Thursday, July 29, 2010

Orphans : Family Reading

Feature: Family Reading: Ages 8+ (Children’s books that adults will love too!)


From Oliver Twist to Harry Potter, the plight of the orphan has tugged at the heartstrings of readers for generations. What is the appeal of these stories? Well, aside from the pity they evoke, without the protection of a loving adult, orphans can fall into dangerous and exciting adventures. They have the freedom to make wrong decisions that watchful parents would prevent.

Take, for instance, Nobody Owens, the hero of Neil Gaimen’s Newbery winner, The Graveyard Book. Bod, as he is called, was orphaned when his family was murdered by a knife-wielding serial killer. Although Bod was only a toddler at the time, and was the prime target of the killer, he managed to slip away into a local graveyard, where he is adopted by the resident ghosts, who can keep him safe as long as he stays in the graveyard. In this nod to the “Jungle Book” , Bod grows up with multi-generational cast of characters from different historical periods. Throw in witches, demons, possibly a vampire and the continual threat of the killer, and you have a bone-chilling tale which redefines what “family” means.

At the beginning of Journey to the River Sea by Eva Ibbotson, we have a somewhat unusual circumstances for an orphan in fiction. Maia, an orphan living in at a boarding school in England circa1910, is happy in her situation and has come to terms with her parents death. Nevertheless, she is delighted to learn that she has relatives in Brazil who have invited her to live with them, imagining adventures in the wilderness and becoming best friends with the twin girl cousins who are her age. Unfortunately, once she arrives, she finds her relatives shut out the jungle they live in and try to pretend that they are still in England, and the real reason they’ve invited her is for the stipend they receive from her parent’s estate. Maia grows to love her exotic new home on the Amazon and manages to sneak out and meet up with two other orphans with whom she has crossed paths: Clovis, a traveling actor, who longs to return to England, and Finn, a rich heir, who would rather live with the natives than be sent to the British estate where his grandfather eagerly awaits his arrival. The plot thickens as all three of the children attempt to escape their undesired fates. A great, old-fashioned saga with a unique location, this novel will certainly appeal to those who enjoy adventure and historical fiction.

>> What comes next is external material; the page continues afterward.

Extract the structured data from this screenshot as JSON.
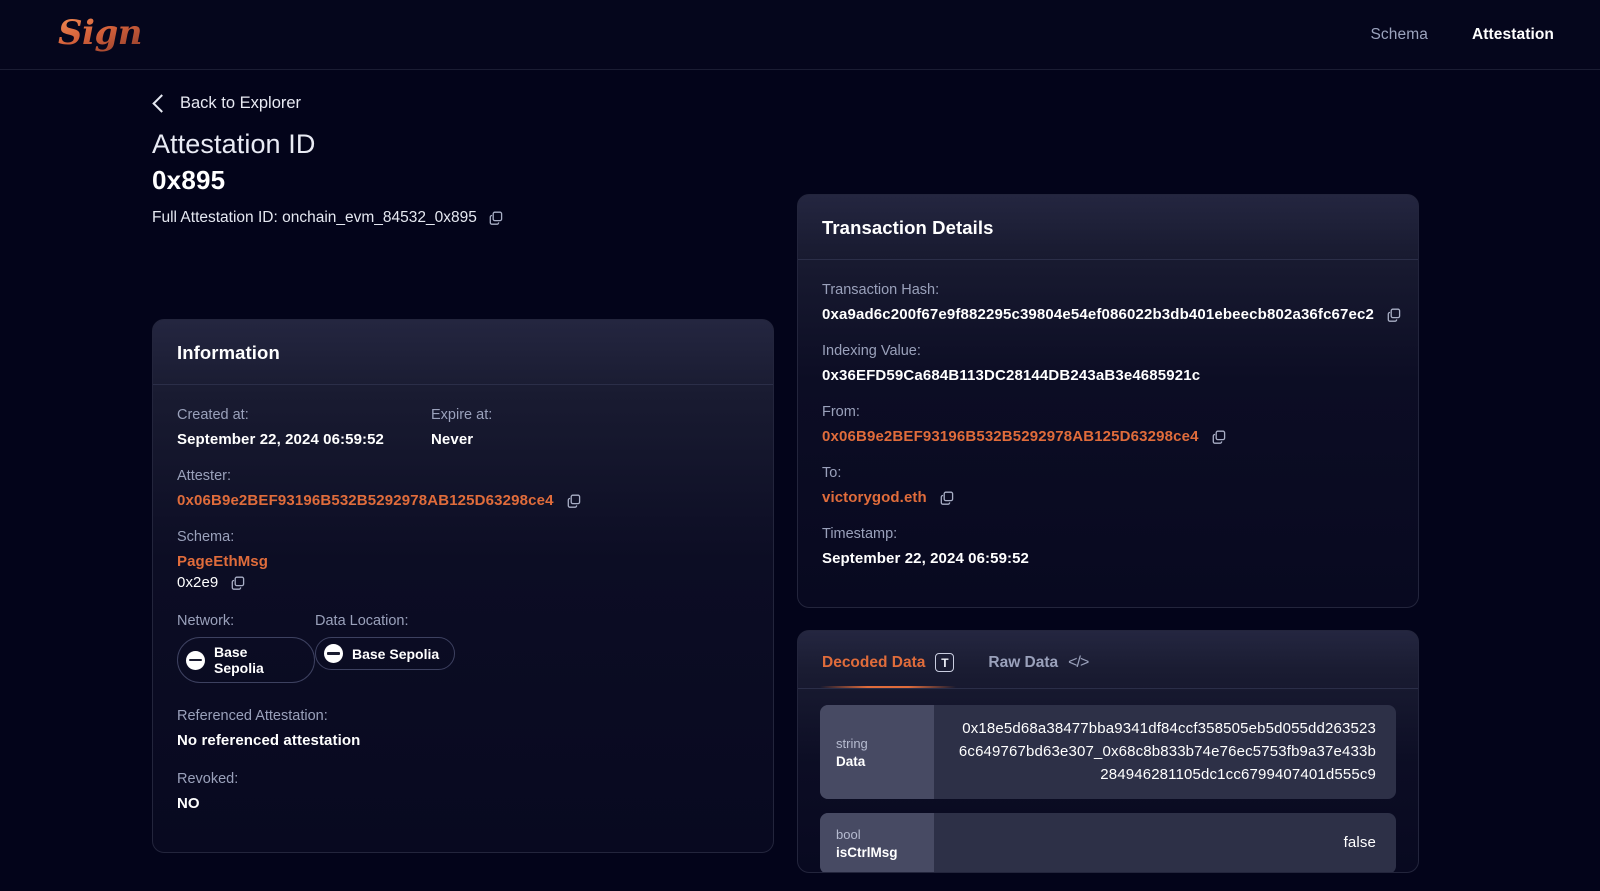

Fans of Gothic fiction, with mustachio-twirling villains, supernatural elements, crumbling castles and maidens-in-peril will thoroughly enjoy Phillip Pullman’s combination of melodrama, humour, suspense and horror, Count Karlstein. Pullman, (best known for the remarkable His Dark Materials series) tells the tale of orphan sisters Lucy and Charlotte, whose evil uncle Count Karlstein has promised to serve them up to Zamiel the Demon Huntsman on All Souls’ Eve, in exchange for his own life. Can Lucy and Charlotte outwit their uncle and his oily henchmen to escape their dreadful fate? With the help of rich and colorful characters including the resourceful maidservant Hildi, the bumbling Sergeant Snitsch, the slick debonair outlaw Doctor Cadaverezzi (with his Cabinet of Wonders) and the formidable governess Miss Davenport, the girls may just escape the Hounds of Hell.